Digitech have an immense amount of experience in designing pitch‑shifters, so you would be entitled to expect pretty good sound quality from the MV5. If you bear in mind that real‑time pitch‑shifting is the most difficult effect to achieve, and that perfection will probably remain unattainable for many years yet, then I think most users will be very satisfied with the sound of the MV5. Even though the 31.25kHz sampling rate only results in an audio bandwidth of 11.5kHz, when used for backing vocals nobody is going to point at you and accuse you of cheating with a fancy effects unit. They'll believe you sang all the harmonies for real. I couldn't say that the pitch‑shifted output sounds absolutely as clean as the original signal, but I couldn't say that about any pitch‑shifter — even the most expensive models.
In conclusion, I'll repeat myself and say that I think you will be very satisfied with the Digitech MV5. It does a good, solid job of work and you don't need a brain expansion to use it.
Although the Digitech MIDI Vocalist is admirably easy to use, those who like to push their equipment to its limits will find that that there are extra functions accessible only via MIDI. You may have noticed that the MV5 doesn't offer factory or user preset programs. It doesn't need to, since you can set the unit from scratch almost as quickly as you could recall a preset. You might think that this means you can't automate the MV5 as you can with other effects units, but you would be wrong. Each time you press a button on the MV5, a MIDI message is output which you can record into a sequencer. This could include Harmony Mode, Voicing, Key/Scale, Chord Root/Type and Setup changes. When you replay the sequence, the MV5 will respond as though you were pressing the buttons yourself. This includes the Bypass control, which receives more use than the bypass function on any other type of effects unit, since the MV5 creates harmonies in response to the input signal all the time, and you almost certainly wouldn't want those harmonies to appear all the way through the song. You can also send a MIDI Control Change message to set the vibrato depth, which cannot be set from the front panel. Extra voicings are available via MIDI messages, just in case you can't find what you are looking for from the six front panel Harmony Voicing buttons.
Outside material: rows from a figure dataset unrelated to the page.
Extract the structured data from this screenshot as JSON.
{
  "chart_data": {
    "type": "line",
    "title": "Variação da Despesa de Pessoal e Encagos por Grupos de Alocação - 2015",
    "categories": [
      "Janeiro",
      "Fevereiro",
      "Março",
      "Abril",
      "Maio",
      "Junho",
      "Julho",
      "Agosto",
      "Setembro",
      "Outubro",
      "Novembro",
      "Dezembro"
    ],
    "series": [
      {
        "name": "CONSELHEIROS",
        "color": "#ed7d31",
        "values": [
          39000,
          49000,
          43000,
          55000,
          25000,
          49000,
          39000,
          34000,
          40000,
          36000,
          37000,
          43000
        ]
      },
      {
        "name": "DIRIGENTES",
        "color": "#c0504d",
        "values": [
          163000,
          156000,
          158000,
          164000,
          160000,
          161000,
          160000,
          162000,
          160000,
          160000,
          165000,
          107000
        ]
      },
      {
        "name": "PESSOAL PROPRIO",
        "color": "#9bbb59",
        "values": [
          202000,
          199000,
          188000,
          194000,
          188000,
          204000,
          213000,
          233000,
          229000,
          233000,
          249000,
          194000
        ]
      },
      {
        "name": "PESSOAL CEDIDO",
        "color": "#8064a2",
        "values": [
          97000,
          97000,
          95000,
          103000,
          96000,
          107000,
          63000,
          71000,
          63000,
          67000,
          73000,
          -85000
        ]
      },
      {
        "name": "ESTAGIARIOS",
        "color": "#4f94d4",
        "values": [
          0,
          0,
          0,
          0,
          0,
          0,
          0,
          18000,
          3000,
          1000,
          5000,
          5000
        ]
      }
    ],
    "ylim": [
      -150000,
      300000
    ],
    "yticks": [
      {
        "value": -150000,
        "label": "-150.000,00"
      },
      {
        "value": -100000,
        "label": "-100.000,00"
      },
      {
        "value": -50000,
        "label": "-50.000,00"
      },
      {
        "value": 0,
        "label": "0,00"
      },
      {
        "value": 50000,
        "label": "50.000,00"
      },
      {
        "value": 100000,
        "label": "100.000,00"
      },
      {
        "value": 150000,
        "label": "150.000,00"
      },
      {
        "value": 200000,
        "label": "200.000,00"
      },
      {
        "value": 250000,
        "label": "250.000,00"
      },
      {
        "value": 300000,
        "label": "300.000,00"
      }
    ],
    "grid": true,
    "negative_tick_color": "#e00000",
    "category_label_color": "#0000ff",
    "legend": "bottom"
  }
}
- Microphone Input: Balanced XLR, >2kohms
- Line Input: Unbalanced jack, >10kohms
- Input Level (mic): ‑31dBu to ‑3dBu
- Outputs: Two unbalanced jacks, 1.5kohm
- Maximum output level: +14dBu +/‑2dB
- Sampling: 16‑bit linear at 31.25kHz
- Frequency Response: 30Hz to 11.5kHz, +0.5/‑3.0dB through DSP30Hz to 30kHz, +/‑1.5dB, analogue bypass
- Signal‑to‑Noise Ratio: >86dB A‑weighted through DSP>92dB A‑weighted, analogue bypass
- THD: <0.03% at 1kHz
In Chordal Mode, the Digitech MIDI Vocalist will recognise any of the following chord types, in any key:
- Major 7
- Minor 7
- Dominant 7
- Major 6
- Augmented 7
- Minor 7 flat 5
- Suspended 7
- Minor‑major 7.
In Scalic Mode, the Digitech MIDI Vocalist can be set to any of the following scale types, in any key:
- Major raised 7
- Major lowered 5
- Major 6
- Harmonic Minor
- Whole Tone
- Simple‑to‑use and effective.
- No LCD display (you don't need one!).
- No nudge buttons (you don't need them).
- Good quality pitch‑shift.
- 'Wall‑wart' external power supply.
- No phantom power for microphone.
Probably the simplest intelligent pitch‑shifter available, and one of the most effective. Doesn't offer every function of the more expensive Digitech Studio Vocalist, but it is a lot easier to use to the full.